This companion publication, Reading Piketty II, moves from elucidating Capital and Ideology to critically assessing it.
Capital and Ideology is not in the tradition of Marxism but in that of the Radical and Progressive schools of American social thought whose pioneers included the early 19th century Radical philosopher Thomas Skidmore and the late 19th century Progressive economist Henry George. Piketty and his Radical and Progressive predecessors see land and other forms of wealth as assets that are socially owned but whose fruits are unfairly privately appropriated.
The drive to monopolize wealth is not driven primarily by the dynamics of capitalism but by a “proprietarian” ideology, the central dynamic of which is to extend its reach beyond land to new forms of wealth such as stocks and bonds and to legitimize their capture by private hands. While he considers ideology central to inequality, Piketty’s approach puts too much emphasis on the socialization of people into an ideology and its generational transmission as a rational, calculating process. In fact, there is an attachment to private property that cuts across classes, one that has a non-rational or even irrational basis.
A central role in the forging of a proprietarian ideology that remains very powerful was played by the 17th century English philosopher John Locke. Transmitted culturally over generations, Locke’s influential “labor theory” of the value of land, which initially responded to the interests principally of the rural and urban petty bourgeoisie, has been a major obstacle to class solidarity among those who are harmed by the accumulation of wealth. At the same time that they militated against solidarity based on class, Locke’s ideas bolstered racial solidarity by privileging whites in the enjoyment of property rights and political rights.
To counter proprietarianism, Piketty proposes a comprehensive program of taxing the rich based on the principle of returning to society wealth that is only temporarily owned by them and channeling the proceeds to social security benefits, a universal basic income, and a universal capital endowment. This “counter-ideology is, however, crippled by the fact that it does not acknowledge the power of what the prominent scholar of liberalism Louis Hartz called Americans’ “irrational Lockeanism” and ignores the overwhelming ideological hold of white supremacy. It is unanchored in the complex concrete articulation of property, inequality and ideology.

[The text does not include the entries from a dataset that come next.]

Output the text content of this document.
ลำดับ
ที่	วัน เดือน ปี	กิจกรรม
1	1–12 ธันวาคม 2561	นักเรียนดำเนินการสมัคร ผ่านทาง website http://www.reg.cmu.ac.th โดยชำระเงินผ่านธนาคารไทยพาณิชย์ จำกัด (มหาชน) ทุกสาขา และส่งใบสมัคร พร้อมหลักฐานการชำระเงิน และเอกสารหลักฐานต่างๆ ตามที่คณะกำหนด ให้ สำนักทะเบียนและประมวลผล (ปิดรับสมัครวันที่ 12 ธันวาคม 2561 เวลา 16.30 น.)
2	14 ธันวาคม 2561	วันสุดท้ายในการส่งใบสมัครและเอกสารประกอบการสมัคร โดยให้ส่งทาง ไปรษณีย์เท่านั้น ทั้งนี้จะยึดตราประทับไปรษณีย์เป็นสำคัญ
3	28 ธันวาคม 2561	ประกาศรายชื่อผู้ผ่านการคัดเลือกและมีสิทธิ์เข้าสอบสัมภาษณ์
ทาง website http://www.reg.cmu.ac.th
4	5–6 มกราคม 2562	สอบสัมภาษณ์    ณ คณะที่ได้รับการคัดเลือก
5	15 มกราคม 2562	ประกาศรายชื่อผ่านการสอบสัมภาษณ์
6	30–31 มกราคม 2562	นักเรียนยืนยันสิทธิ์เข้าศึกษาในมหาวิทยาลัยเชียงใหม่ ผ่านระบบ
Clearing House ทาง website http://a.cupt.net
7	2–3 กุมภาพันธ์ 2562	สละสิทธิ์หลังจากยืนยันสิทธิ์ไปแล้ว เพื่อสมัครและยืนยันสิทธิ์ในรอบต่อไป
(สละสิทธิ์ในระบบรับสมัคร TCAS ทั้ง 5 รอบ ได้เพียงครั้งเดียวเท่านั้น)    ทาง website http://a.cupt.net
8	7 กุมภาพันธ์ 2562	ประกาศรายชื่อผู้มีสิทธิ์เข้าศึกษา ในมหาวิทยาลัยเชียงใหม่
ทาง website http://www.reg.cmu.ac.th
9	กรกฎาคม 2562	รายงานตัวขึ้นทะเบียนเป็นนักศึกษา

Irrational Lockeanism, with its subversion of class solidarity, and white supremacy feed on each other. The way to weaken both at this moment is to confront head on the legacy of white supremacy with an intersectional coalition based on common interests aimed at overcoming racial, class, and gender inequalities and saving the environment, and with appeal to all based on the shared fundamental values of equality, liberty, and justice.